Jaguar F-Type 6,234 (20.8) No

So, what does the company need to do as regards its model line-up?

CT: “It would seem that the Land Rover side of the business can do no wrong but I do question the need for the full size Discovery 5 vehicle, as it is now clearly blurred between Range Rover and Defender.

“So maybe Land Rover can get by with six vehicles in the range, with an opportunity for a £25k Baby Land Rover and a stripped out lower cost version of the new Defender (and maybe a pick-up truck) to drive utility sales.

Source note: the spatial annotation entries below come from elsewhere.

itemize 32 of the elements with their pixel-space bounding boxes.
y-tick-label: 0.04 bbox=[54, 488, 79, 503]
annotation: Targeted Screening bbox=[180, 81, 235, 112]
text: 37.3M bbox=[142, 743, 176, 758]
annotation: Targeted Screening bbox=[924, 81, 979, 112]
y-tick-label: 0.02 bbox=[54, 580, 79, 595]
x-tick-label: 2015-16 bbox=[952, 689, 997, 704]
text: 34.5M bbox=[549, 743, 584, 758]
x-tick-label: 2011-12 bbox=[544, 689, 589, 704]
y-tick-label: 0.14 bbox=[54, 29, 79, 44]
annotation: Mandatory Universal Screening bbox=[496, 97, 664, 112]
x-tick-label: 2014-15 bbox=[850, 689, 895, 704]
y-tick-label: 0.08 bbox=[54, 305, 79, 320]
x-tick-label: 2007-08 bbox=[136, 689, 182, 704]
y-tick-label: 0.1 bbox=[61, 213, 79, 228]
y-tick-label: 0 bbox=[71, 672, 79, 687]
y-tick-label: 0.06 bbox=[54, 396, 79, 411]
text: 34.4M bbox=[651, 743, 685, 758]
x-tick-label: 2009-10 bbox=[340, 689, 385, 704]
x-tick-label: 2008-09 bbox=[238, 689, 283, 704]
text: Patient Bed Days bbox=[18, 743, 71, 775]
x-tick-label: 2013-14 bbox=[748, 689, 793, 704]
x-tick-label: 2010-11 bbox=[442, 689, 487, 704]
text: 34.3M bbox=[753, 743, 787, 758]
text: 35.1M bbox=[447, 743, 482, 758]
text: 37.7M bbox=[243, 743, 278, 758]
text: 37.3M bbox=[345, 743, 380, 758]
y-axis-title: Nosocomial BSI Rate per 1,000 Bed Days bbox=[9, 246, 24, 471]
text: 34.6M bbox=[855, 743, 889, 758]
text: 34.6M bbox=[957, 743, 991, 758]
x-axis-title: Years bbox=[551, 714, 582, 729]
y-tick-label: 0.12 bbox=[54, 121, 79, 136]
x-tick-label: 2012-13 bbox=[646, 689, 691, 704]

“And I would not bother with a co-called Baby Range Rover leaving that market to the volume players.

“Clearly it is Jaguar where the most serious thinking is required. I would simply can the poor selling XF saloon and focus on electrifying the XJ, XE, J-Pace SUV and drop the F-Type sports car.

“Tesla have proved there is a strong global market for sporty and luxury electric saloon cars, and Jaguar have an opportunity to design some stunning looking high end vehicles with luxury interiors to capitalise on this demand.

“I would be sorely tempted to eventually drop the I-Pace, F-Pace and E-Pace Jaguar SUVs, leaving those market segments to Land Rover, who should focus on SUVs and definitely not succumb to the idea of more road orientated cars – just leave that job to Jaguar.

“The four door electric XE saloon could go slightly larger than the current vehicle with a two door coupe and hatchback added to the range.”

Could partnerships be key going forward – perhaps even a tie-up with Tesla?

CT: “Interestingly the CEO of Tesla – Elon Musk – has recently said that he is open to licensing software and supplying batteries and electric drive units to other automakers.

“Tesla produces vehicles in the full size luxury sedan, compact executive sedan, mid-size SUV and compact crossover market segments.

“All areas of opportunity for Jaguar especially if the offer was extended to included platform sharing.

“This would then leave Land Rover to focus on the in-house MLA platform. And we know JLR are on the hunt for further significant collaborators.”